The war in Gaza, which was sparked by Hamas’ October 7 attack on southern Israel, has killed more than 38,900 people, according to the territory’s health ministry, which does not distinguish between combatants and civilians in its count.
The war has created a humanitarian catastrophe in the coastal Palestinian territory, displaced most of its 2.3 million population and triggered widespread hunger.
Hamas’ October attack killed 1,200 people, mostly civilians, and militants took about 250 hostage.
About 120 remain in captivity, with about a third of them believed to be dead, according to Israeli authorities.
The Israel-Hamas war has left thousands of women and children dead, according to health officials in the Gaza Strip.
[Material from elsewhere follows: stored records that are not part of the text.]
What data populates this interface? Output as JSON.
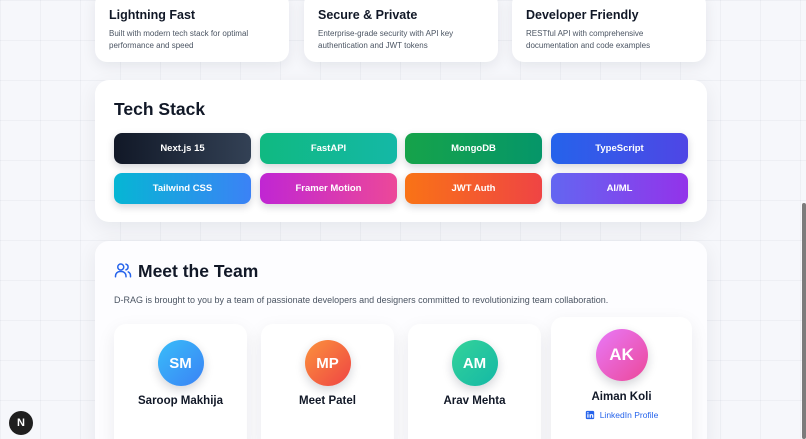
{
  "features": [
    {
      "title": "Lightning Fast",
      "desc": "Built with modern tech stack for optimal performance and speed"
    },
    {
      "title": "Secure & Private",
      "desc": "Enterprise-grade security with API key authentication and JWT tokens"
    },
    {
      "title": "Developer Friendly",
      "desc": "RESTful API with comprehensive documentation and code examples"
    }
  ],
  "tech_stack": {
    "title": "Tech Stack",
    "items": [
      {
        "label": "Next.js 15",
        "color": "#1e293b"
      },
      {
        "label": "FastAPI",
        "color": "#10b981"
      },
      {
        "label": "MongoDB",
        "color": "#16a34a"
      },
      {
        "label": "TypeScript",
        "color": "#2563eb"
      },
      {
        "label": "Tailwind CSS",
        "color": "#0ea5e9"
      },
      {
        "label": "Framer Motion",
        "color": "#c026d3"
      },
      {
        "label": "JWT Auth",
        "color": "#f97316"
      },
      {
        "label": "AI/ML",
        "color": "#7c3aed"
      }
    ]
  },
  "team": {
    "title": "Meet the Team",
    "description": "D-RAG is brought to you by a team of passionate developers and designers committed to revolutionizing team collaboration.",
    "icon": "users-icon",
    "members": [
      {
        "initials": "SM",
        "name": "Saroop Makhija",
        "color": "#38bdf8"
      },
      {
        "initials": "MP",
        "name": "Meet Patel",
        "color": "#fb923c"
      },
      {
        "initials": "AM",
        "name": "Arav Mehta",
        "color": "#34d399"
      },
      {
        "initials": "AK",
        "name": "Aiman Koli",
        "color": "#e879f9",
        "link": "LinkedIn Profile"
      }
    ]
  },
  "badge": {
    "label": "N"
  },
  "colors": {
    "accent": "#2563eb",
    "title": "#111827"
  }
}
In April, a premature Palestinian baby was rescued from her dead mother’s womb but died days later.
In the occupied West Bank, the Palestinian Health Ministry said a 20-year-old man was shot dead by Israeli forces late Friday. Commenting on the shooting, the Israeli army said its forces opened fire on a group of Palestinians hurling rocks at Israeli troops in the town of Beit Ummar.
A witness said Ibrahim Zaqeq was not directly involved in the clashes and was standing nearby.
On Saturday, Hamas identified Mr Zaqeq as one of its members. The militant group’s green flag was wrapped around his corpse during the funeral.
Violence has surged in the territory since the Gaza war began. At least 577 Palestinians in the West Bank have been killed by Israeli fire since then, according to the Ramallah-based health ministry which tracks Palestinian deaths.
In Cairo, international mediators, including the United States, are continuing to push Israel and Hamas towards a phased deal that would halt the fighting and free about 120 hostages in Gaza.
On Friday, US secretary of state Antony Blinken said a ceasefire deal between Hamas and Israel that will release Israeli hostages captive by the group in Gaza are “inside the 10-yard line”, but added: “We know that anything in the last 10 yards are the hardest.”
Sporadic negotiations between the warring sides have been under way since November’s one-week ceasefire, with both Hamas and Israel repeatedly accusing each other of scuppering efforts as a deal approaches.